Two men, M and N started walking towards each other simultaneously from two places F and G, which are 50 km apart.They meet after 5 hrs. After their meeting , M reduced his speed by 1 kmph and N increased his speed by 1 kmph.They arrived at G and F respectively at the same time.Find the initial speed of M?
My Approach:
Let $S_M$ and $S_N$ be the speed of M and N
When the move towards each other Their meeting point will be at d=$50$
Relative speed$= S_M+S_N$
$t=5$
$$50=(S_M+S_N)\cdot5 \quad \implies S_M+S_N=10$$
When they move towards the other destination i.e M moves towards G and N moves towards F. Therefore,at that point their time is equal
So,
$5. S_M/(?)=5 . S_N/(?)$
(?) means I am confused here how to calculate their relative velocity.
Am I doing right till here?
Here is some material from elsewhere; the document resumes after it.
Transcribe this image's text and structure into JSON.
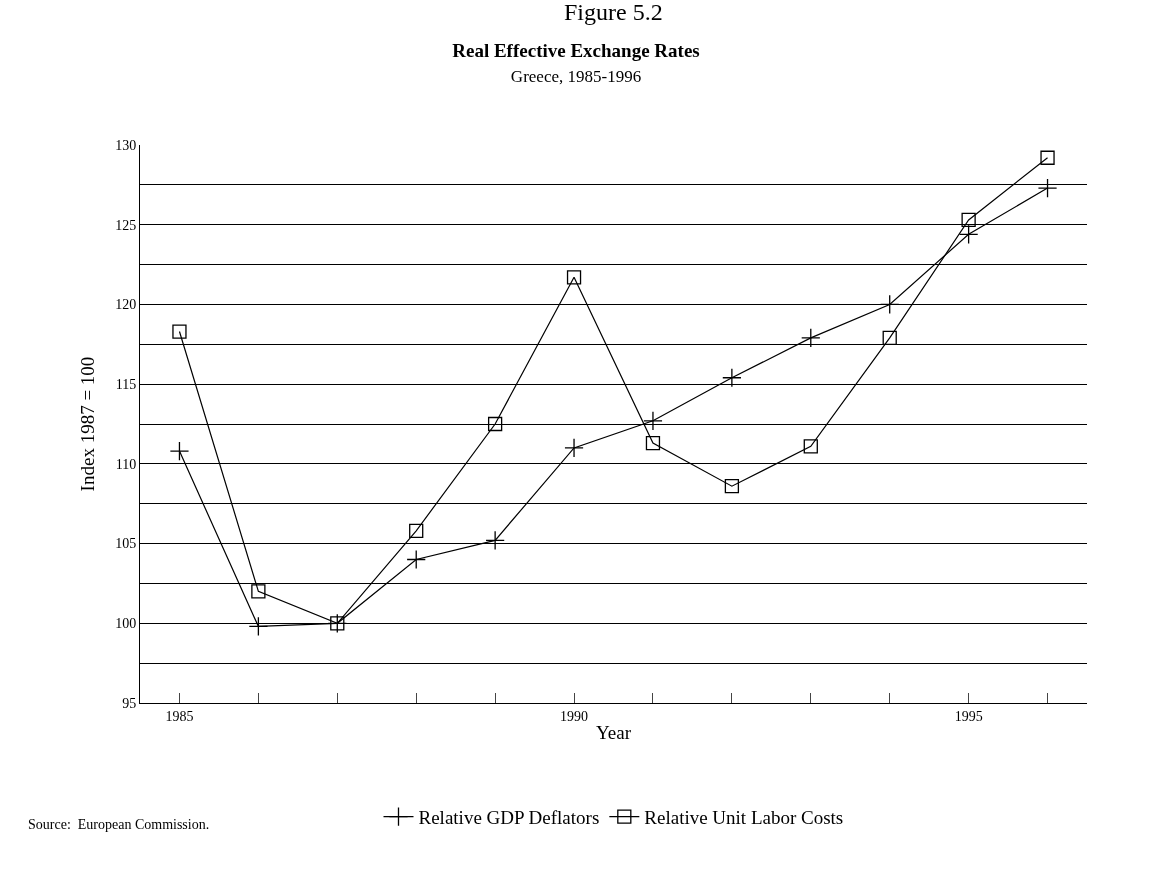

Please correct me if I am wrong.
Best Answer
Hint:
Since they arrive at $F$ and $G$, respectively, at the same time we have: $$\frac{5S_M}{S_N+1}=\frac{5S_N}{S_M-1}$$
Since the point where they met is $5S_M$ km apart from $F$ and $5S_N$ km apart from $G$.
Since $S_M+S_N=10$ we have \begin{align} \frac{5S_M}{(10-S_M)+1}&=\frac{5(10-S_M)}{S_M-1} \end{align}